Due to its similarities to a real fight and that physicality is involved, rough play is often deemed in a negative light. Adults may tend to step in quickly thinking to stop before someone gets hurt. However, what rough play provides is an opportunity for children to expend some of their pent-up energy, while at the same time, through their interactions with others, they also learn how to use their strength appropriately. They will therefore get to learn about the difference between pretend play and real fighting.
This, in fact, helps to reduce the amount of injuries they may have as they learn how to control their strength to prevent others or themselves from getting hurt. Having these push and pull opportunities with another child also allows preschoolers to understand more about the social interaction between people in a different setting. They will better learn about the different boundaries that people have and learn how to respect others’ decisions, those who may not want to be involved or when someone else calls to stop.
Stopping toddlers and preschoolers early in a rough and tumble play would be taking away the opportunity for these young children to learn. Of course there are times where the rough and tumble play may turn into real fighting. While there may be very obvious signs when that happens, such as crying, if at any point you feel the interaction between the children is inappropriate, you can ask them if they are still having fun or not.
Constant check-in may disrupt their play and constant adult supervision may also make it difficult for them to engage in rough play so do make sure to still give children the appropriate amount of space for them to determine when they want to stop. Instead of having adults interfere, as children learn more through rough play, they will also learn how to interfere when they see others in a bad situation and be the ones to help their fellow preschoolers.
Many times, the first rough play that toddlers and preschoolers have may be the ones that they have with their parents, mostly fathers, as mothers tend to be more cautious about such play that may seemingly lead to injuries or bodily harm. This would usually occur more with boys than with girls too.

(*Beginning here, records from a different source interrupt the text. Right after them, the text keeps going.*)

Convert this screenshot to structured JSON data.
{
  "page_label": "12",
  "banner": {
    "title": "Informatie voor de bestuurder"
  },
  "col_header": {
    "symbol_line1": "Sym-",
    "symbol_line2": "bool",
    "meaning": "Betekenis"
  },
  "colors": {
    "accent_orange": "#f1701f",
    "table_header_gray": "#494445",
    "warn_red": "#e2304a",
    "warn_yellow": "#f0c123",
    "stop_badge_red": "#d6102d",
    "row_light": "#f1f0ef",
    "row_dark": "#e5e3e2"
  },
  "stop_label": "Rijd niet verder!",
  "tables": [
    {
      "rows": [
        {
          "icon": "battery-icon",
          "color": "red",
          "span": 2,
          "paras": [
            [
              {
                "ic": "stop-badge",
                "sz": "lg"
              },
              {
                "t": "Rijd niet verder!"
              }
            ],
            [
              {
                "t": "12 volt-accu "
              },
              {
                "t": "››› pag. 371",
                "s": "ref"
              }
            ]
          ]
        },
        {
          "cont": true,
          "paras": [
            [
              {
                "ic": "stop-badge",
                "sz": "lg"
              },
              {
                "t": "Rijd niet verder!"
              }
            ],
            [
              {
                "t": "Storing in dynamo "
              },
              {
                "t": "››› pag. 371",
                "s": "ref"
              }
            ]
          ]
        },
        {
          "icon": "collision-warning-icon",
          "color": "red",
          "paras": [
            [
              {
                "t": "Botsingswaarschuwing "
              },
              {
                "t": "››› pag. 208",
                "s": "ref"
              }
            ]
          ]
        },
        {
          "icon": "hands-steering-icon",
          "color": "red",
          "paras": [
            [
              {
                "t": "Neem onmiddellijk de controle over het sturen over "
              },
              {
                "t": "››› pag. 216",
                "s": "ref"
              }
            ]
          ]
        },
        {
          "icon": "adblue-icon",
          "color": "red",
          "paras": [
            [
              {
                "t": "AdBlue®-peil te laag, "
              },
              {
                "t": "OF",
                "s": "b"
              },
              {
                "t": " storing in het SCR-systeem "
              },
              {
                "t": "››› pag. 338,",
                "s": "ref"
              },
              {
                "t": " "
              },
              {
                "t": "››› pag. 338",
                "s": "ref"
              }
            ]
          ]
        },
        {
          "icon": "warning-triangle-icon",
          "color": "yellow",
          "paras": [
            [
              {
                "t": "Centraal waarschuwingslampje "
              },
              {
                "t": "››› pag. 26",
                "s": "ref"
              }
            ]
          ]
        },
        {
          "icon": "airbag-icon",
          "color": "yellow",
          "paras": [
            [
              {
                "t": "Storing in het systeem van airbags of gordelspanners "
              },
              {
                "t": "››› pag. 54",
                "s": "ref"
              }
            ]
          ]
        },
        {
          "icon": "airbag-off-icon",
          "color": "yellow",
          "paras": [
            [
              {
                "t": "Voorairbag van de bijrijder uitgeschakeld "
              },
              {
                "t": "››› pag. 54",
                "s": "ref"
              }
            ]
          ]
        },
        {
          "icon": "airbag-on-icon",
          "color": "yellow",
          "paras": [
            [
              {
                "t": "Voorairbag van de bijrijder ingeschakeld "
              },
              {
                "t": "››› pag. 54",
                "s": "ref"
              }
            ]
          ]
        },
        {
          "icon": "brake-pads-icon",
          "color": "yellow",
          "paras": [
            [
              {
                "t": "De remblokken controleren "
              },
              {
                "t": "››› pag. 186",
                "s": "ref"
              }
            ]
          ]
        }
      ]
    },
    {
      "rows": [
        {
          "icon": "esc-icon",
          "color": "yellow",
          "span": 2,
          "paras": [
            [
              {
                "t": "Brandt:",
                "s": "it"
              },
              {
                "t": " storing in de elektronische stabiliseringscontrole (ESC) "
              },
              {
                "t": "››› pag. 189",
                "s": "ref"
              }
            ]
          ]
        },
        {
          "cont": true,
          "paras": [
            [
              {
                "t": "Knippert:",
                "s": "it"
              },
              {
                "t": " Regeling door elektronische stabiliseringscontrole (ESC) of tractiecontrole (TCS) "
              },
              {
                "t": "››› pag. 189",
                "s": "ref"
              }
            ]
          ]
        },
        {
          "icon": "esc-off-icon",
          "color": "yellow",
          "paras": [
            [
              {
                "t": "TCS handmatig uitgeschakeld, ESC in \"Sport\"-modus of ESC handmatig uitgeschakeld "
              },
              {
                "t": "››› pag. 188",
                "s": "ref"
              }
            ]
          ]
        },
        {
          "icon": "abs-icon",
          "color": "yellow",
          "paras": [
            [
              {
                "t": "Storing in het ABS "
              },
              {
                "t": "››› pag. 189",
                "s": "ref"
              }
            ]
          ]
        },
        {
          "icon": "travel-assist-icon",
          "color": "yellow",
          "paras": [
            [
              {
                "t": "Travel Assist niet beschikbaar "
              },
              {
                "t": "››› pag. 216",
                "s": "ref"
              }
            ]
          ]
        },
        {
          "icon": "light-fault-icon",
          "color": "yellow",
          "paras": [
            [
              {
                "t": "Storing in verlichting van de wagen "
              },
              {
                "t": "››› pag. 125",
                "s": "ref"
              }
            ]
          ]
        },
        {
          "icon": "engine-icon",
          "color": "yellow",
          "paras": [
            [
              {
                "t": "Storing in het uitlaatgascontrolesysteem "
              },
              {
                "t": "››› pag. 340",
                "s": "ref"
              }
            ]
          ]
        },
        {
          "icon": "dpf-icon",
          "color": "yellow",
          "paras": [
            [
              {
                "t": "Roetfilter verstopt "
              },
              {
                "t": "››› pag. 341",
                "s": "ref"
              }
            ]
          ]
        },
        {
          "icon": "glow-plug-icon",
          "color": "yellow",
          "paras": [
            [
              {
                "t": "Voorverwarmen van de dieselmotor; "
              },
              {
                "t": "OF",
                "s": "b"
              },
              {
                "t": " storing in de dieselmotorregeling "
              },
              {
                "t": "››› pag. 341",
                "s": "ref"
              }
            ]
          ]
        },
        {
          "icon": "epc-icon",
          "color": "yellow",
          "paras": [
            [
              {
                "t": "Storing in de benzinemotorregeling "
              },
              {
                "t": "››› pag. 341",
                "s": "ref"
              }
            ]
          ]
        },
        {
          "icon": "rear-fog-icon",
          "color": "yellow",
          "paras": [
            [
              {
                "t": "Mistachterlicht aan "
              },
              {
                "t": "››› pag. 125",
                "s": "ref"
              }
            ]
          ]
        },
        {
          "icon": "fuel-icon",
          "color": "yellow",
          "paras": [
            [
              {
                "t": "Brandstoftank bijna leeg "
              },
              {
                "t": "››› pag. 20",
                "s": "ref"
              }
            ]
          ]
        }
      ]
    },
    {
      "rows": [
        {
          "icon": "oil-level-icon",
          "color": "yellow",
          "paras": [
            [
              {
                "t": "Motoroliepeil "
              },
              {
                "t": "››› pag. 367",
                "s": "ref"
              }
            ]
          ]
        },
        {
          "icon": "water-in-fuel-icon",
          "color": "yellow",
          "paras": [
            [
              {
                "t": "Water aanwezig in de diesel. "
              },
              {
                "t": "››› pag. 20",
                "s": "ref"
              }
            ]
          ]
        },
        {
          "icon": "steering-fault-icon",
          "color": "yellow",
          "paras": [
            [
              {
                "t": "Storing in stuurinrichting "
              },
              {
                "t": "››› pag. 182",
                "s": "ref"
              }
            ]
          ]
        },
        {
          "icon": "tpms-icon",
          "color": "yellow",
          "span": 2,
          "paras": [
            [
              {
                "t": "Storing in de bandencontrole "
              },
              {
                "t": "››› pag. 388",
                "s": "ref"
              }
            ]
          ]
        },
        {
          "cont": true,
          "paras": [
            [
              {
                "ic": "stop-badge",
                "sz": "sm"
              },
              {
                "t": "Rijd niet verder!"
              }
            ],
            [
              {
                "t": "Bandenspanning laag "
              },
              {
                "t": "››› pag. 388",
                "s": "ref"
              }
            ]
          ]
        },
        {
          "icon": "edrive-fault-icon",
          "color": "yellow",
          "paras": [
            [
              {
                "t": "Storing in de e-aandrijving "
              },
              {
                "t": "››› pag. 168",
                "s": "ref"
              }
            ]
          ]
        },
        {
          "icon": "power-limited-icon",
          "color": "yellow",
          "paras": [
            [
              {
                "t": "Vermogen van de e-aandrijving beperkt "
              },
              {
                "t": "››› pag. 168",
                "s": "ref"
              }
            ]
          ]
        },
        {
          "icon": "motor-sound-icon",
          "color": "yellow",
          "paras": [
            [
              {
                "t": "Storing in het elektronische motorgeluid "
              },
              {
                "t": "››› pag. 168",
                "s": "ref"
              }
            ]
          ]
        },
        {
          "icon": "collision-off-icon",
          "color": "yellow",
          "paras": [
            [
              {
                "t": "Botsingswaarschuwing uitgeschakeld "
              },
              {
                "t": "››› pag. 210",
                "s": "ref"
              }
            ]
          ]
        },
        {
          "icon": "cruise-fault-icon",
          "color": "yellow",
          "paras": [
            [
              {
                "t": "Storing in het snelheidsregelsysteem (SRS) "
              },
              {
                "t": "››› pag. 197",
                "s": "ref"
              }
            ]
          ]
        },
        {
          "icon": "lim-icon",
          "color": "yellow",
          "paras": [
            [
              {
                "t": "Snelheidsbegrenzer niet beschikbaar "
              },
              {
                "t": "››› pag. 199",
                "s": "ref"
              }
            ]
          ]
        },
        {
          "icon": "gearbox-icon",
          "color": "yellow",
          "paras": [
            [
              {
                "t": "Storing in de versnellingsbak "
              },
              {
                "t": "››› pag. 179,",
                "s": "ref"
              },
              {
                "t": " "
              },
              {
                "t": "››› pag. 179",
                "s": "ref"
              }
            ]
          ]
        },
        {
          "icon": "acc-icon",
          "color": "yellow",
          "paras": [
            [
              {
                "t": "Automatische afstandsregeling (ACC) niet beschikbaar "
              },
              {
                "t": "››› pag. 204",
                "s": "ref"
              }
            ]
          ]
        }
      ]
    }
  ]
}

The rough play between parent and child is different from that between children, firstly due to the difference in size and secondly due to the difference in the understanding and control. Parents can therefore be a good role model to their children when it comes to rough play.
Through the interactions with the adult, this is where they can learn about the settings of a rough play, learn how to make the rules and follow these rules to ensure that the play can still take place in an enjoyable manner. They will also take cues on how to stop others from continuing and how the other party respects their decision. When the parent gives autonomy to the child during such play, this helps them to make use of decision-making skills and learn to be responsible for their decisions too.
Toddlers and preschoolers can then use these various understandings in future when they engage in rough play with other children.